Now Nabedes had invaded Lazica with an army, but he accomplished nothing of consequence beyond spending some time with this army among the Abasgi, who had revolted from the Romans and Lazi, and taking from them sixty childr
en of their notables as hostages. It was at that time that Nabedes as an incident of his journey captured Theodora, the consort of Opsites (he was uncle of Gubazes and king of the Lazi), finding her among the Apsilii, and he carried her off to the land of Persia. Now this woman happened to be a Roman by birth, for the kings of the Lazi from ancient times had been sending to Byzantium, and, with the consent of the emperor, arranging marriages with some of the senators and taking home their wives from there. In fact Gubazes was sprung from a Roman family on his mother’s side. But the reason why these Abasgi turned to revolt I shall now set forth.
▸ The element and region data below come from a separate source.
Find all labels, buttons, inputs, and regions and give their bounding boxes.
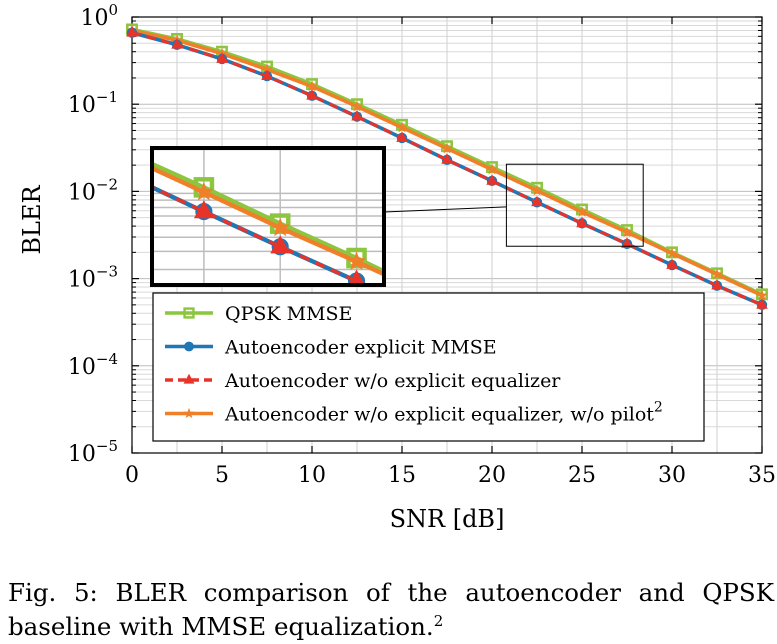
data-point xyxy=(531,195,543,207)
data-point xyxy=(396,121,408,133)
y-tick-label: 100 xyxy=(80,1,118,31)
legend-swatch-marker xyxy=(183,407,195,419)
inset-data-point xyxy=(348,269,365,285)
x-axis-title: SNR [dB] xyxy=(390,505,505,533)
x-tick-label: 35 xyxy=(748,463,776,488)
inset-series-2 xyxy=(118,164,370,285)
data-point xyxy=(486,174,498,185)
x-tick-label: 25 xyxy=(568,463,596,488)
bler-chart: 0 5 10 15 20 25 30 35 100 10−1 10−2 10−3 10−4 10−5 SNR… xyxy=(18,1,776,533)
legend-label: Autoencoder w/o explicit equalizer xyxy=(224,370,561,392)
inset-data-point xyxy=(120,168,136,184)
x-tick-label: 30 xyxy=(658,463,686,488)
data-point xyxy=(666,247,678,259)
data-point xyxy=(621,237,633,248)
legend-box xyxy=(152,292,705,442)
data-point xyxy=(576,205,588,217)
inset-data-point xyxy=(270,217,291,237)
inset-data-point xyxy=(193,200,214,219)
zoom-connector xyxy=(383,206,507,213)
x-tick-label: 0 xyxy=(125,463,139,488)
data-point xyxy=(261,63,273,75)
y-tick-label: 10−5 xyxy=(68,437,118,467)
x-tick-label: 5 xyxy=(215,463,229,488)
data-point xyxy=(351,100,363,112)
data-point xyxy=(756,298,768,309)
x-tick-label: 20 xyxy=(478,463,506,488)
caption-text: Fig. 5: BLER comparison of the autoencod… xyxy=(8,577,774,641)
x-tick-label: 10 xyxy=(298,463,326,488)
plot-frame xyxy=(131,16,763,454)
data-point xyxy=(486,163,498,175)
data-point xyxy=(531,184,543,196)
data-point xyxy=(576,216,588,228)
data-point xyxy=(756,289,768,301)
inset-data-point xyxy=(120,145,136,161)
legend-label: Autoencoder w/o explicit equalizer, w/o … xyxy=(224,400,663,426)
series-line xyxy=(131,31,763,307)
series-2 xyxy=(126,26,768,309)
data-point xyxy=(441,142,453,154)
data-point xyxy=(441,153,453,164)
legend-swatch-marker xyxy=(183,373,195,384)
data-point xyxy=(396,131,408,142)
data-point xyxy=(216,52,228,63)
data-point xyxy=(126,26,138,37)
inset-data-point xyxy=(346,251,367,271)
inset-data-point xyxy=(270,235,291,254)
data-point xyxy=(306,80,318,92)
inset-data-point xyxy=(118,164,138,182)
legend-swatch-marker xyxy=(184,341,194,352)
data-point xyxy=(306,89,318,100)
data-point xyxy=(711,279,723,290)
y-tick-label: 10−2 xyxy=(68,175,118,205)
data-point xyxy=(711,268,723,280)
y-tick-label: 10−1 xyxy=(68,88,118,118)
legend-label: Autoencoder explicit MMSE xyxy=(224,337,497,359)
data-point xyxy=(171,38,183,49)
inset-frame xyxy=(150,146,386,287)
legend-label: QPSK MMSE xyxy=(225,303,352,325)
y-tick-label: 10−3 xyxy=(68,263,118,293)
y-tick-label: 10−4 xyxy=(68,350,118,380)
zoom-region xyxy=(505,163,644,247)
x-tick-label: 15 xyxy=(388,463,416,488)
inset-series-3 xyxy=(152,165,384,277)
data-point xyxy=(621,226,633,238)
legend-swatch-marker xyxy=(183,307,195,319)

When they had removed from power their own kings, as has been told by me above, Roman soldiers sent by the emperor began to be quartered among them very generally, and they sought to annex the land to the Roman empire imposing certain new regulations upon them. But because these were rather severe the Abasgi became exceedingly wroth. Fearing, consequently, that they would be mere slaves of the Romans thereafter, they again put their rulers in power, one named Opsites in the eastern part of their country, and Sceparnas in the western part. Thus, because they had fallen into despair of good things, they naturally enough sought to regain the status which had previously seemed to them grievous in place of their later estate, seeing this had been worse, and in consequence of this change they were in fear of the power of the Romans and as secretly as possible went over to the Persians. When the Emperor Justinian heard this, he commanded Bessas to send a strong army against them. He accordingly selected a large number from the Roman army, appointed to command them Uligagus and John the son of Thomas, and immediately sent them by sea against the Abasgi. Now it happened that one of the rulers of the Abasgi, the one named Sceparnas, was away for some reason among the Persians; for he had gone under summons not long before to Chosroes. But the other ruler, learning of the inroad of the Romans, mustered all the Abasgi and made haste to encounter them.